On Mon, Jun 1, 2020 at 5:17 PM Rion Williams <ri...@gmail.com> wrote:

> Hi folks,
>
> I was talking with a colleague about a scenario he was facing and we were
> exploring the idea of Beam as a possible solution. I thought I’d reach out
> to the audience hear to get their opinions.
>
> Basically, we have a series of single tenant Elasticsearch indices that we
> are attempting to read from, transform, and ultimately send to a Kafka
> topic to be consumed by some downstream multi-tenant Beam pipeline.
>
> The current working thoughts are something to the effect of:
> - Read all of the locations of the various tenant indices from a
> centralized location.
> - Construct the appropriate transforms (perhaps just via a
> `configurations.forEach()` or some other pattern)
> - Apply the transforms against the incoming data from Elastic (should be
> uniformly constricted in terms of schema)
> - Send to a Kafka topic with the tenant identifier as part of the
> transform process
>
> Does this seem like something Beam would be suitable for?
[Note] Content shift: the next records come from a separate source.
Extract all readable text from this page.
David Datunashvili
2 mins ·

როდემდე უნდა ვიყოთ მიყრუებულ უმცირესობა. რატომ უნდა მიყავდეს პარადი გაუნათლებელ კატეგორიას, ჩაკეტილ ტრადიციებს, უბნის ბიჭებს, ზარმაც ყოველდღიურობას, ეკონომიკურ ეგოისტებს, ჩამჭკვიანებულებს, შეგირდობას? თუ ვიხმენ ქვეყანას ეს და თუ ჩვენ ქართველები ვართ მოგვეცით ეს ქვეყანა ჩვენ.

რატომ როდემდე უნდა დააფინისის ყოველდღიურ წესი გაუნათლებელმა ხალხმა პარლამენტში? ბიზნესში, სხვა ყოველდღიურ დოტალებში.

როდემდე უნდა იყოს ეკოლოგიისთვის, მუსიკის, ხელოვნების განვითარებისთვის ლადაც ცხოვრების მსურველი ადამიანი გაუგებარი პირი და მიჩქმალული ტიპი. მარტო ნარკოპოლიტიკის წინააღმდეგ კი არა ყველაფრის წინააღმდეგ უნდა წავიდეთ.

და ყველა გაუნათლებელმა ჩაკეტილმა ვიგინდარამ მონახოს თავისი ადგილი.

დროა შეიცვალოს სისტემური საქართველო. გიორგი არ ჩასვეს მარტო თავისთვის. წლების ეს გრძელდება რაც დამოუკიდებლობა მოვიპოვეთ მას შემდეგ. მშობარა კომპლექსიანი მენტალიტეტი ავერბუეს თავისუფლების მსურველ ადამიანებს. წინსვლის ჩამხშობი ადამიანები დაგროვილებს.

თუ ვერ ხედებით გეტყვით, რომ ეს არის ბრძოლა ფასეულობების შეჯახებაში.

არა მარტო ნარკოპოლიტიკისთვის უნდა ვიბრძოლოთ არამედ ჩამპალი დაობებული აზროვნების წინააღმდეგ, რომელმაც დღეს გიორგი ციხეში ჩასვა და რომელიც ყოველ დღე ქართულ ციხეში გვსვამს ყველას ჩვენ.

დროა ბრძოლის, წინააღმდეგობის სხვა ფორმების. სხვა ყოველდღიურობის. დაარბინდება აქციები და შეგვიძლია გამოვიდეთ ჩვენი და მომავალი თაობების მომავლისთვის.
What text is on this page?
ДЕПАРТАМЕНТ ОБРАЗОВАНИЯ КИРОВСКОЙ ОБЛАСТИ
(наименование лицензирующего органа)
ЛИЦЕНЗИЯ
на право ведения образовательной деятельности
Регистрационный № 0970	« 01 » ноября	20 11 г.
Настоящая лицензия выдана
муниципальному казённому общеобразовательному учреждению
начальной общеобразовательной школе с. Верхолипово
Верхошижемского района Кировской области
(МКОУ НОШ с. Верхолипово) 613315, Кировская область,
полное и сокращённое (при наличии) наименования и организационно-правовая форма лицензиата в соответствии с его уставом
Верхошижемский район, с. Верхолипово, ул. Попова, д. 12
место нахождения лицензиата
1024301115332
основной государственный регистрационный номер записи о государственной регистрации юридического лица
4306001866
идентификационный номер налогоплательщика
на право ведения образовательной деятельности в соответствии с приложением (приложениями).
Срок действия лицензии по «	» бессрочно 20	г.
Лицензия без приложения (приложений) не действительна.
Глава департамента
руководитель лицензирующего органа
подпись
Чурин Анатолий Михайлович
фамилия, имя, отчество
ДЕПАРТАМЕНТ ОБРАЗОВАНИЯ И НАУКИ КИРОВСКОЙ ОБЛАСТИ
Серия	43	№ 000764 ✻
These indices
> could be quite large and updated frequently (depending on the tenant), so I
> don’t know if watermarking should be a concern. Specifically watermarking
> for each tenant to avoid ingesting the same data or in cases of the
> services going down, being able to resume without lost data. I’m not aware
> of Beam or the Elastic connector having this notion, but I haven’t explored
> it in-depth.
>
> Additionally, there are scaling concerns (e.g. if one particular tenant
> has a large amount of volume and others have very little are their
> mechanisms for handling that?). What if there were thousands of tenants?
> Could a single pipeline effectively handle that kind of volume?
>
> Any thoughts or advice would be appreciated. I’d love to have the
> confidence to use Beam for this, but if it’s not the right tool I don’t
> want to fight it more than necessary.
>
> Thanks,
>
> Rion